Supporting the ministry's grim forecast was a report issued the same day by the Economic Planning Agency showing that Japan's leading economic indicator stood at only 27.3 percent in December, far below the "boom-or- bust" line of 50 percent for the 16th consecutive month.

The leading index, an indication of economic conditions from three to six months ahead, stood at only 25 percent in November. One agency official, commenting on the report, pointed out that the diffusion indexes suggest that the trend toward a recession appears strong.

In its report, the Trade Ministry stressed that the economy actually is increasing its deceleration tempo, which is thought to have started as early as last September. However, as in the past, the agency did not not actually use the word "recession" when referring to the state of the economy, preferring to refer to "depressed" or "stagnant" conditions when describing a sluggish economy.

In remarking on the statements of the ministry and the agency, an economic analyst of the Sumitomo Bank said it was likely that the inventory adjustments will continue into the third quarter. These adjustments, which began with a handful of industries, are now spreading to the processing sector, including raw materials, electric machinery and transportation equipment.
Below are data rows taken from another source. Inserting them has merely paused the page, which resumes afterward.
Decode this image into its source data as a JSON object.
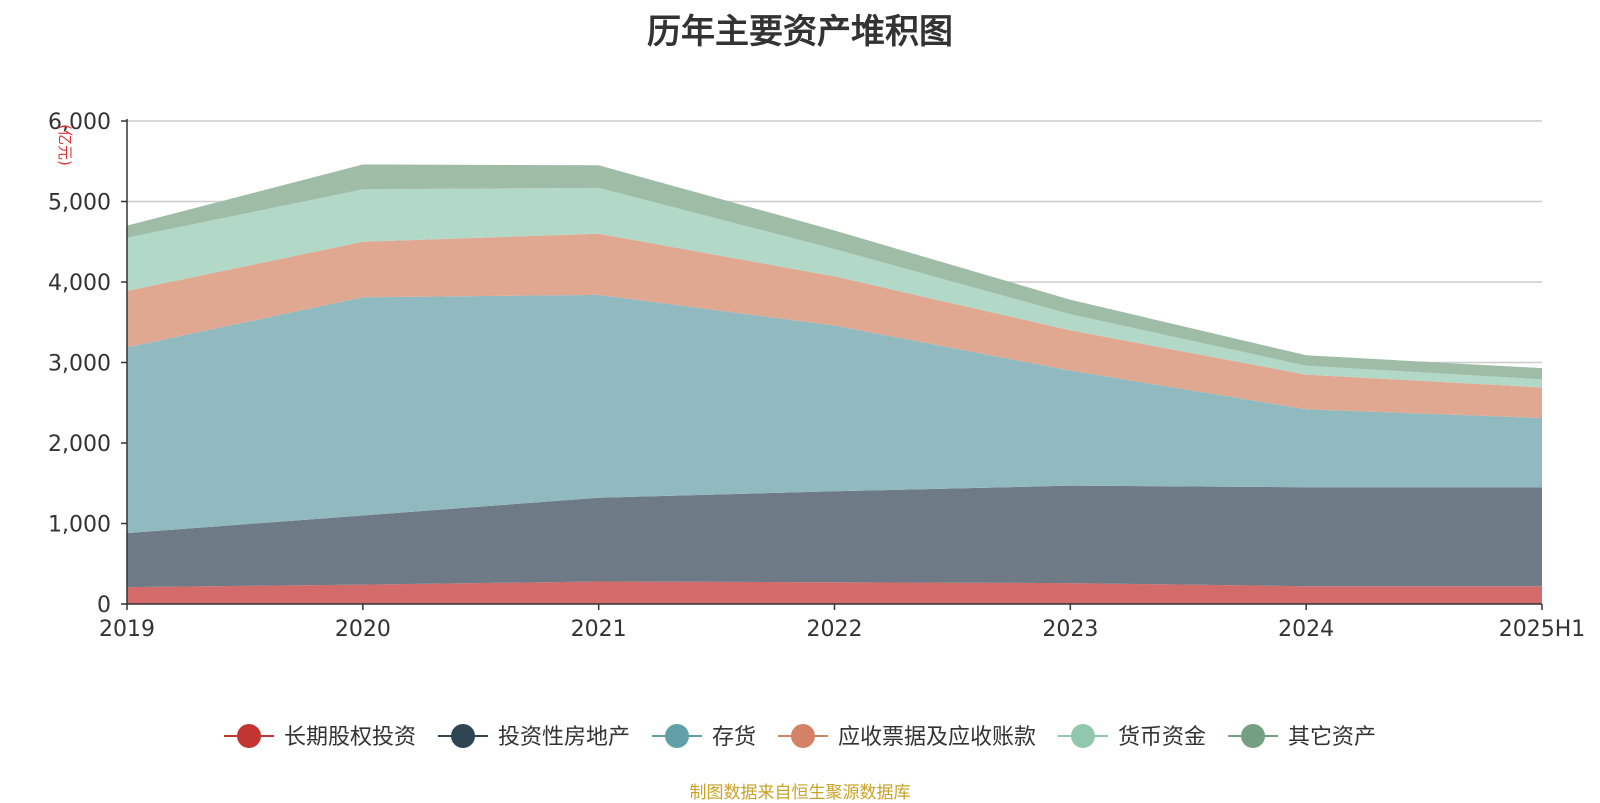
{
  "title": "历年主要资产堆积图",
  "source_note": "制图数据来自恒生聚源数据库",
  "chart_data": {
    "type": "area",
    "stacked": true,
    "title": "历年主要资产堆积图",
    "unit": "(亿元)",
    "categories": [
      "2019",
      "2020",
      "2021",
      "2022",
      "2023",
      "2024",
      "2025H1"
    ],
    "ylim": [
      0,
      6000
    ],
    "yticks": [
      "0",
      "1,000",
      "2,000",
      "3,000",
      "4,000",
      "5,000",
      "6,000"
    ],
    "grid": true,
    "legend_position": "bottom",
    "series": [
      {
        "name": "长期股权投资",
        "color": "#c23531",
        "fill": "#d46b6b",
        "values": [
          210,
          240,
          280,
          270,
          260,
          220,
          220
        ]
      },
      {
        "name": "投资性房地产",
        "color": "#2f4554",
        "fill": "#6e7b86",
        "values": [
          670,
          860,
          1040,
          1130,
          1210,
          1230,
          1230
        ]
      },
      {
        "name": "存货",
        "color": "#61a0a8",
        "fill": "#91bac0",
        "values": [
          2310,
          2710,
          2520,
          2060,
          1430,
          970,
          860
        ]
      },
      {
        "name": "应收票据及应收账款",
        "color": "#d48265",
        "fill": "#e0a891",
        "values": [
          700,
          690,
          760,
          610,
          500,
          430,
          380
        ]
      },
      {
        "name": "货币资金",
        "color": "#91c7ae",
        "fill": "#b2d9c7",
        "values": [
          660,
          650,
          570,
          340,
          200,
          110,
          100
        ]
      },
      {
        "name": "其它资产",
        "color": "#749f83",
        "fill": "#9fbca7",
        "values": [
          150,
          310,
          280,
          230,
          180,
          130,
          140
        ]
      }
    ]
  }
}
These bearish reports are considered certain to respark efforts by business leaders to obtain another lowering of the official discount rate (now at 4.5 percent) by the Bank of Japan to stimulate the economy. As late as last Friday, for example, Rokuro Ishikawa, chairman of the Japan Chamber of Commerce and Industry, urged another drop in the benchmark rate the central bank charges large commercial banks as interest for loans.

As with other senior Japanese business leaders, he complained that the Bank of Japan's stance on the economy is much too optimistic since it fails to allow for industries and regions that are harder hit than the economy as a whole.